Rayloveshiswife said:


> . If both spouses are committed and willing to admit and work to change their faults, real and lasting change is possible.
> _Posted via Mobile Device_


So simple, yet so profound. Congrats and thank you.


----------



## Mr The Other (Feb 1, 2014)

Just to add to the chorus of approval. 

It is also very decent that you note the mutual contribution. Too often there is false humility in a story of how someone saves their marriage and they are now better than you. This post however, really does have a true spirit of kindness and humility.


----------



## stanish73 (Jan 24, 2014)

just read this - i've posted how i'm fed up with my marriage and this certainly got me thinking.


----------



## Rayloveshiswife (Sep 25, 2013)

Xenote said:


> So since this all began with a forgetful birthday on her part....how was your birthday this year.


I'm really not much of a birthday person. If you remember it, get me a card and maybe a simple gift, I'm good. This year she walks up to me with a card and a bag of jolly rancher jelly beans. It's one of those blank cards you write what you want in. All it says is Follow Me. I look up and she's walking away. At that point I noticed that the her oversize comfy football jersey she was wearing, was all she was wearing. You can use your imagination as to what happened next. 

Thanks guys for all the nice comments. I truely believe this only happened because I stepped out and took the lead without even asking her follow. I used to have bad issues with porn and masterbation, was a control freak and had an anger management problem to boot. All of this is in the past now. Looking back I am truely ashamed of who I used to be. If you had told me a few years ago that in the future we'd be having sex several times a week or that I'd miss my wife when I'm gone overnight (im a truck driver), I would have told you your crazy, but all that and so much more is true. Hell, one year ago we had sex every 6-8 weeks and she rarely let me see her naked. Now if I kiss her juuuust right, her clothes practically fall off. Coolest trick I've ever seen. Don't get me worong, she's still much lower desire than me. But I know how to turn that desire on in a second. 

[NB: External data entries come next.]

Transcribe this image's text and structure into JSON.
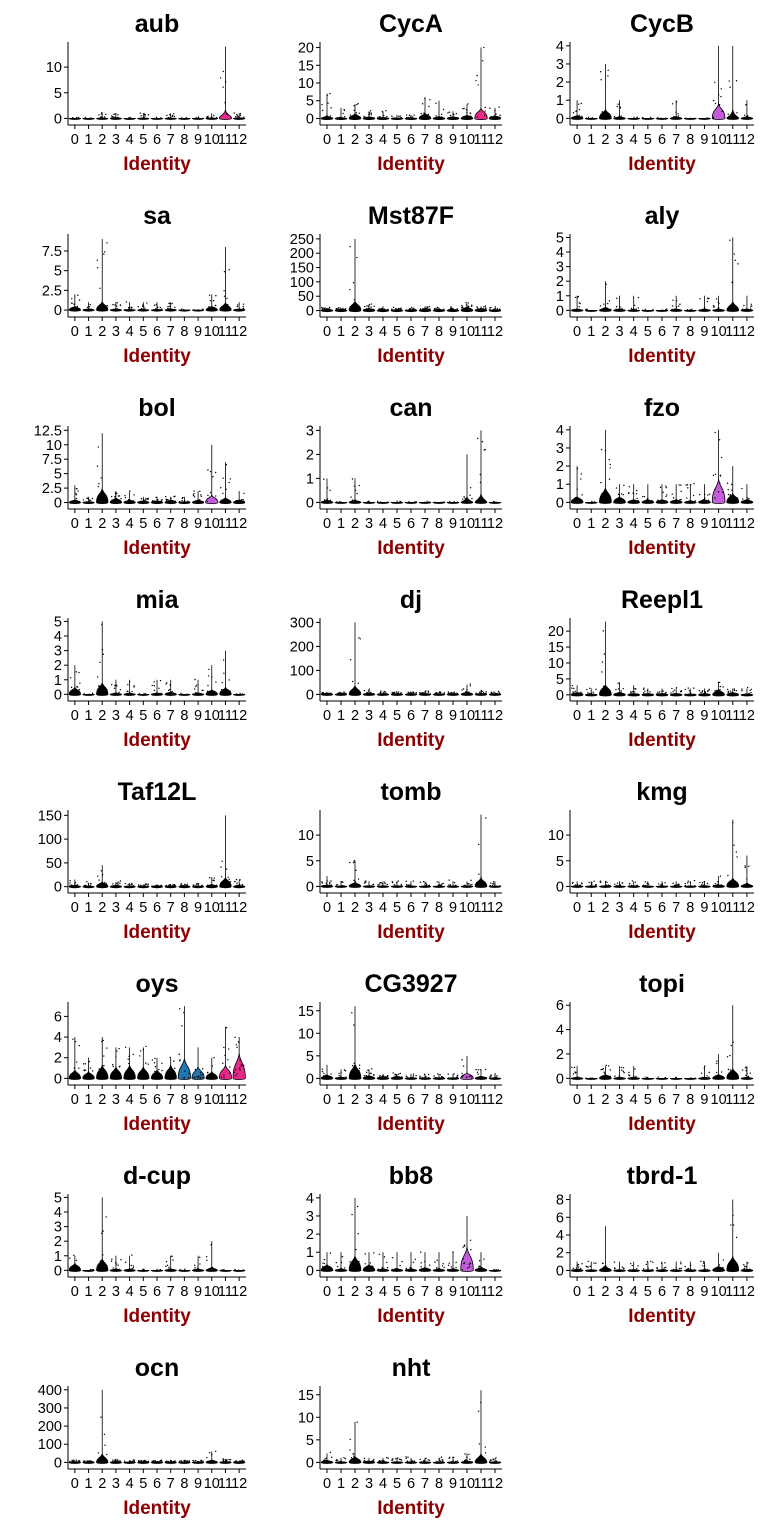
{
  "figure": {
    "x_axis_label": "Identity",
    "x_axis_label_color": "#8b0000",
    "categories": [
      "0",
      "1",
      "2",
      "3",
      "4",
      "5",
      "6",
      "7",
      "8",
      "9",
      "10",
      "11",
      "12"
    ]
  },
  "chart_data": [
    {
      "type": "violin",
      "title": "aub",
      "yticks": [
        0,
        5,
        10
      ],
      "ylim": [
        -0.7,
        14.5
      ],
      "values": [
        0,
        0,
        0.05,
        0.1,
        0,
        0.05,
        0,
        0.05,
        0,
        0,
        0.05,
        0.6,
        0.1
      ],
      "max": [
        0,
        0,
        1,
        1,
        0,
        1,
        0,
        1,
        0,
        0,
        1,
        14,
        1
      ],
      "highlight": {
        "11": "#e7298a"
      }
    },
    {
      "type": "violin",
      "title": "CycA",
      "yticks": [
        0,
        5,
        10,
        15,
        20
      ],
      "ylim": [
        -1,
        21
      ],
      "values": [
        0.3,
        0.1,
        0.8,
        0.3,
        0.2,
        0.1,
        0.1,
        0.9,
        0.3,
        0.3,
        0.6,
        1.8,
        0.5
      ],
      "max": [
        7,
        3,
        4,
        2,
        2,
        1,
        1,
        6,
        5,
        2,
        4,
        20,
        3
      ],
      "highlight": {
        "11": "#e7298a"
      }
    },
    {
      "type": "violin",
      "title": "CycB",
      "yticks": [
        0,
        1,
        2,
        3,
        4
      ],
      "ylim": [
        -0.2,
        4.1
      ],
      "values": [
        0.1,
        0,
        0.3,
        0.05,
        0,
        0,
        0,
        0.05,
        0,
        0,
        0.5,
        0.1,
        0.05
      ],
      "max": [
        1,
        0,
        3,
        1,
        0,
        0,
        0,
        1,
        0,
        0,
        4,
        4,
        1
      ],
      "highlight": {
        "10": "#c45bd9"
      }
    },
    {
      "type": "violin",
      "title": "sa",
      "yticks": [
        0,
        2.5,
        5,
        7.5
      ],
      "ylim": [
        -0.5,
        9.4
      ],
      "values": [
        0.3,
        0.1,
        0.6,
        0.1,
        0.05,
        0.05,
        0.05,
        0.1,
        0,
        0,
        0.3,
        0.5,
        0.1
      ],
      "max": [
        2,
        1,
        9,
        1,
        1,
        1,
        1,
        1,
        0,
        0,
        2,
        8,
        1
      ],
      "highlight": {}
    },
    {
      "type": "violin",
      "title": "Mst87F",
      "yticks": [
        0,
        50,
        100,
        150,
        200,
        250
      ],
      "ylim": [
        -12,
        260
      ],
      "values": [
        4,
        3,
        20,
        5,
        3,
        2,
        2,
        4,
        3,
        3,
        8,
        5,
        2
      ],
      "max": [
        10,
        8,
        250,
        20,
        15,
        8,
        8,
        15,
        10,
        10,
        25,
        15,
        10
      ],
      "highlight": {}
    },
    {
      "type": "violin",
      "title": "aly",
      "yticks": [
        0,
        1,
        2,
        3,
        4,
        5
      ],
      "ylim": [
        -0.25,
        5.1
      ],
      "values": [
        0.05,
        0,
        0.1,
        0.05,
        0,
        0,
        0,
        0.05,
        0,
        0.05,
        0.05,
        0.3,
        0.05
      ],
      "max": [
        1,
        0,
        2,
        1,
        1,
        0,
        0,
        1,
        0,
        1,
        1,
        5,
        1
      ],
      "highlight": {}
    },
    {
      "type": "violin",
      "title": "bol",
      "yticks": [
        0,
        2.5,
        5,
        7.5,
        10,
        12.5
      ],
      "ylim": [
        -0.6,
        12.9
      ],
      "values": [
        0.3,
        0.1,
        1.5,
        0.5,
        0.3,
        0.2,
        0.2,
        0.3,
        0.1,
        0.3,
        0.8,
        0.5,
        0.3
      ],
      "max": [
        3,
        1,
        12,
        2,
        2,
        1,
        1,
        1,
        1,
        2,
        10,
        7,
        2
      ],
      "highlight": {
        "10": "#c45bd9"
      }
    },
    {
      "type": "violin",
      "title": "can",
      "yticks": [
        0,
        1,
        2,
        3
      ],
      "ylim": [
        -0.15,
        3.1
      ],
      "values": [
        0.05,
        0,
        0.05,
        0,
        0,
        0,
        0,
        0,
        0,
        0,
        0.05,
        0.1,
        0
      ],
      "max": [
        1,
        0,
        1,
        0,
        0,
        0,
        0,
        0,
        0,
        0,
        2,
        3,
        0
      ],
      "highlight": {}
    },
    {
      "type": "violin",
      "title": "fzo",
      "yticks": [
        0,
        1,
        2,
        3,
        4
      ],
      "ylim": [
        -0.2,
        4.1
      ],
      "values": [
        0.2,
        0,
        0.5,
        0.2,
        0.1,
        0.1,
        0.1,
        0.1,
        0.05,
        0.1,
        0.8,
        0.3,
        0.1
      ],
      "max": [
        2,
        0,
        4,
        1,
        1,
        1,
        1,
        1,
        1,
        1,
        4,
        2,
        1
      ],
      "highlight": {
        "10": "#c45bd9"
      }
    },
    {
      "type": "violin",
      "title": "mia",
      "yticks": [
        0,
        1,
        2,
        3,
        4,
        5
      ],
      "ylim": [
        -0.25,
        5.1
      ],
      "values": [
        0.3,
        0,
        0.5,
        0.05,
        0.05,
        0,
        0.05,
        0.1,
        0,
        0.05,
        0.2,
        0.3,
        0
      ],
      "max": [
        2,
        0,
        5,
        1,
        1,
        0,
        1,
        1,
        0,
        1,
        2,
        3,
        0
      ],
      "highlight": {}
    },
    {
      "type": "violin",
      "title": "dj",
      "yticks": [
        0,
        100,
        200,
        300
      ],
      "ylim": [
        -15,
        310
      ],
      "values": [
        3,
        2,
        20,
        4,
        2,
        2,
        2,
        3,
        2,
        2,
        6,
        3,
        2
      ],
      "max": [
        10,
        8,
        300,
        20,
        10,
        8,
        8,
        10,
        8,
        8,
        40,
        15,
        8
      ],
      "highlight": {}
    },
    {
      "type": "violin",
      "title": "Reepl1",
      "yticks": [
        0,
        5,
        10,
        15,
        20
      ],
      "ylim": [
        -1,
        23.5
      ],
      "values": [
        0.5,
        0.2,
        2,
        0.5,
        0.3,
        0.3,
        0.3,
        0.3,
        0.2,
        0.3,
        1,
        0.5,
        0.2
      ],
      "max": [
        3,
        2,
        23,
        4,
        3,
        2,
        2,
        2,
        2,
        2,
        4,
        2,
        2
      ],
      "highlight": {}
    },
    {
      "type": "violin",
      "title": "Taf12L",
      "yticks": [
        0,
        50,
        100,
        150
      ],
      "ylim": [
        -7,
        157
      ],
      "values": [
        2,
        1,
        6,
        2,
        1,
        1,
        1,
        1,
        1,
        1,
        3,
        12,
        2
      ],
      "max": [
        15,
        8,
        45,
        10,
        8,
        5,
        5,
        5,
        5,
        8,
        20,
        150,
        15
      ],
      "highlight": {}
    },
    {
      "type": "violin",
      "title": "tomb",
      "yticks": [
        0,
        5,
        10
      ],
      "ylim": [
        -0.7,
        14.5
      ],
      "values": [
        0.2,
        0.05,
        0.5,
        0.1,
        0.1,
        0.1,
        0.05,
        0.05,
        0.05,
        0.05,
        0.1,
        1,
        0.05
      ],
      "max": [
        2,
        1,
        5,
        1,
        1,
        1,
        1,
        1,
        1,
        1,
        1,
        14,
        1
      ],
      "highlight": {}
    },
    {
      "type": "violin",
      "title": "kmg",
      "yticks": [
        0,
        5,
        10
      ],
      "ylim": [
        -0.7,
        14.5
      ],
      "values": [
        0.1,
        0.05,
        0.1,
        0.05,
        0.05,
        0.05,
        0.05,
        0.05,
        0.05,
        0.1,
        0.2,
        1,
        0.3
      ],
      "max": [
        1,
        1,
        1,
        1,
        1,
        1,
        1,
        1,
        1,
        1,
        2,
        13,
        6
      ],
      "highlight": {}
    },
    {
      "type": "violin",
      "title": "oys",
      "yticks": [
        0,
        2,
        4,
        6
      ],
      "ylim": [
        -0.35,
        7.2
      ],
      "values": [
        0.5,
        0.4,
        0.8,
        0.7,
        0.8,
        0.7,
        0.5,
        0.8,
        1.2,
        0.7,
        0.4,
        0.8,
        1.5
      ],
      "max": [
        4,
        2,
        4,
        3,
        3,
        3,
        2,
        2,
        7,
        3,
        2,
        5,
        4
      ],
      "highlight": {
        "8": "#1f78b4",
        "9": "#1f78b4",
        "11": "#e7298a",
        "12": "#e7298a"
      }
    },
    {
      "type": "violin",
      "title": "CG3927",
      "yticks": [
        0,
        5,
        10,
        15
      ],
      "ylim": [
        -0.8,
        16.5
      ],
      "values": [
        0.5,
        0.2,
        2,
        0.4,
        0.3,
        0.3,
        0.1,
        0.1,
        0.1,
        0.1,
        0.8,
        0.3,
        0.1
      ],
      "max": [
        3,
        2,
        16,
        2,
        1,
        1,
        1,
        1,
        1,
        1,
        5,
        2,
        1
      ],
      "highlight": {
        "10": "#c45bd9"
      }
    },
    {
      "type": "violin",
      "title": "topi",
      "yticks": [
        0,
        2,
        4,
        6
      ],
      "ylim": [
        -0.3,
        6.1
      ],
      "values": [
        0.05,
        0,
        0.2,
        0.05,
        0.05,
        0,
        0,
        0,
        0,
        0.05,
        0.2,
        0.5,
        0.05
      ],
      "max": [
        1,
        0,
        1,
        1,
        1,
        0,
        0,
        0,
        0,
        1,
        2,
        6,
        1
      ],
      "highlight": {}
    },
    {
      "type": "violin",
      "title": "d-cup",
      "yticks": [
        0,
        1,
        2,
        3,
        4,
        5
      ],
      "ylim": [
        -0.25,
        5.1
      ],
      "values": [
        0.3,
        0,
        0.5,
        0.05,
        0.05,
        0,
        0,
        0.05,
        0,
        0.05,
        0.1,
        0,
        0
      ],
      "max": [
        1,
        0,
        5,
        1,
        1,
        0,
        0,
        1,
        0,
        1,
        2,
        0,
        0
      ],
      "highlight": {}
    },
    {
      "type": "violin",
      "title": "bb8",
      "yticks": [
        0,
        1,
        2,
        3,
        4
      ],
      "ylim": [
        -0.2,
        4.1
      ],
      "values": [
        0.2,
        0.05,
        0.5,
        0.2,
        0.05,
        0.05,
        0.05,
        0.1,
        0.05,
        0.05,
        0.8,
        0.1,
        0
      ],
      "max": [
        1,
        1,
        4,
        1,
        1,
        1,
        1,
        1,
        1,
        1,
        3,
        1,
        0
      ],
      "highlight": {
        "10": "#c45bd9"
      }
    },
    {
      "type": "violin",
      "title": "tbrd-1",
      "yticks": [
        0,
        2,
        4,
        6,
        8
      ],
      "ylim": [
        -0.4,
        8.4
      ],
      "values": [
        0.1,
        0.05,
        0.2,
        0.05,
        0.05,
        0.05,
        0.05,
        0.05,
        0.05,
        0.05,
        0.3,
        1,
        0.1
      ],
      "max": [
        1,
        1,
        5,
        1,
        1,
        1,
        1,
        1,
        1,
        1,
        2,
        8,
        1
      ],
      "highlight": {}
    },
    {
      "type": "violin",
      "title": "ocn",
      "yticks": [
        0,
        100,
        200,
        300,
        400
      ],
      "ylim": [
        -20,
        410
      ],
      "values": [
        3,
        2,
        25,
        4,
        2,
        2,
        2,
        2,
        2,
        2,
        8,
        3,
        2
      ],
      "max": [
        10,
        8,
        400,
        20,
        10,
        8,
        8,
        8,
        8,
        8,
        60,
        15,
        8
      ],
      "highlight": {}
    },
    {
      "type": "violin",
      "title": "nht",
      "yticks": [
        0,
        5,
        10,
        15
      ],
      "ylim": [
        -0.8,
        16.5
      ],
      "values": [
        0.3,
        0.1,
        0.8,
        0.2,
        0.1,
        0.1,
        0.1,
        0.1,
        0.05,
        0.1,
        0.2,
        1,
        0.1
      ],
      "max": [
        2,
        1,
        9,
        1,
        1,
        1,
        1,
        1,
        1,
        1,
        2,
        16,
        1
      ],
      "highlight": {}
    }
  ]
}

Here's a cool idea guys & gals that went over big with my wife. Send your wife/husband an invitation on face book to a sexy evening just for the two of you. In mine I described in detail all the things I wanted to do to her sexually. Don't you know she got home an hour early from work that day.
_Posted via Mobile Device_


----------



## heartsbeating (May 2, 2011)

I don't even want to know what happened with those jelly beans!


----------



## Rayloveshiswife (Sep 25, 2013)

heartsbeating said:


> I don't even want to know what happened with those jelly beans!


Lol, dude I'm not wasting jolly rancher jelly beans, those things are too hard to find. Besides, we've got other forms of entertainment. 

Ray
_Posted via Mobile Device_


----------



## devotion (Oct 8, 2012)

I'm pretty sure I had taken one of your earlier posts, Rayloveshiswife, and sent it to my girlfriend via email saying this guy really understands what we need to think about in our relationships. Reading your updates made me resend that post to her again, saying 'read this'. I especially agree about the comment about change. My girlfriend is willing to change, but almost too much so - she offers to change because I ask her to, not because she actually wants to. To make it stick, she has to either agree with me the change is necessary, or not do it. It goes both ways, she asks me to change and I can only make the change work if I agree she's right (and mostly she is). 

Anyway, also glad to hear a happy story.


----------